TRIBUNE Chargé de la Mission Design par les ministres du Redressement productif et de la Culture, ancien directeur de l'École nationale supérieure de création industrielle, conseiller technique au CEA, Alain Cadix expose pour L'Usine Nouvelle sa vision de l'industrie. Cette semaine, il évoque l'importance du design pour les entreprises industrielles et des services, en tant que vecteur essentiel de pénétration sur les marchés mondiaux.
En juin 2013, les ministres du Redressement productif Arnaud Montebourg et de la Culture Aurélie Filippetti ont lancé la Mission Design avec pour but de concevoir et d’appliquer une politique de design au niveau national. Un mémoire leur a été rendu en octobre dernier et des actions sont conduites ou se préparent.
Alors qu’en cette période de crise sociale et économique, écologique aussi, à la profondeur de celles qui enfantent parfois des révoltes, sourd un grondement venant du peuple, voici que deux ministres font entendre la petite musique du design comme le chant léger d’un fifre sur fond d’un roulement de tambours en sourdine. À ceux-là qui l’entendent ainsi et s’étonnent de la dissonance perçue, il est important de dire que le design est un sujet très sérieux ; stratégique même.
LE DESIGN, FERMENT D’UNE APPROCHE NOUVELLE DE LA PENSÉE STRATÉGIQUE D’UNE ENTREPRISE
Le design c’est l’art de donner forme aux objets à dessein. Le dessein peut être économique, écologique, social, éducatif,… Il est centré sur l’usager, l’utilisateur de l’objet, à qui ce dernier doit apporter une expérience nouvelle, adéquate, positive. Au sens contemporain, l’objet est un système, un produit, une machine, un service, un espace, une graphie. Le design modèle l’offre d’une entreprise, d’un territoire, d’une institution publique. La forme, quant à elle, est la concrétisation d’un concept. Elle se veut pratique, esthétique, attrayante. Elle doit avoir une signification.

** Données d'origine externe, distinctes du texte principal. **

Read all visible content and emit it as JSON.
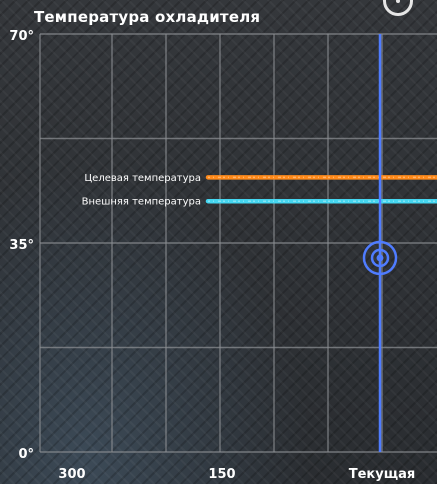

Le design c’est aussi le ferment d’une approche nouvelle de la pensée stratégique d’une entreprise ou d’une institution. Il contribue à lui donner un sens qui concilie des exigences humaines et sociales et des contraintes économiques, technologiques, etc. Le design, par son socialisme inné (à sa source sont les pensées de William Morris) et son capitalisme acquis (en particulier au cours de sa vie commune avec le marketing dans des entreprises), est en mesure, non sans difficulté à franchir ou contradiction à dépasser, de concilier écologie et rentabilité (avec l’ingénierie), technologie et plaisir, efficience et style, parfois humanisme et glamour.
Mais revenons à la forme qui est, au fond, le cœur du métier du designer : l’art de donner forme. Pour certains, pour le plus grand nombre, la forme est l’expression esthétique et fonctionnelle de l’objet, sa superficie, "son bord, sa limite", comme la définissait le mathématicien René Thom. C’est bien cela, mais ce n’est pas que cela. Ainsi que le disait Piet Mondrian à propos d’architecture, dans le design d’un objet "l’extérieur s’exprime selon la construction interne". L’externe est indissociable de l’interne. L’externe ne peut pas être imaginé après que l’interne ait été conçu. Le designer est donc un acteur de la construction interne de l’objet.
"LE DESIGN EST L’ÂME D’UN PRODUIT"
C’est, en substance, ce que déclarait Steve Jobs : "le design est l’âme d’un produit qui s’exprime du cœur jusqu’à l’enveloppe extérieure, couche par couche". En être convaincu conduit à modifier l’organisation de la conception des objets. Une modification a minima consiste à intégrer le designer dans l’équipe de conception dès l’amorce du projet ; une modification radicale va jusqu’à lui donner la maîtrise d’œuvre de l’objet (tel l’architecte pour un bâtiment) et à lui confier la responsabilité d’animer l’équipe de conception ; la fin justifiant le moyen.
Nous sommes alors très loin de la vision du design la plus répandue dans notre pays où l’usage généralisé du mot en adjectif (une table design) est le signe le plus marquant d’une profonde inculture, la source principale du malentendu évoqué plus haut.
C’est une des raisons de notre manque de compétitivité hors coûts. Trop d’entreprises, industrielles ou de services, ne font pas (encore) du design un vecteur essentiel de leur pénétration sur les marchés mondiaux.
Alain Cadix, chargé de la Mission Design auprès des ministères du Redressement productif et de la Culture.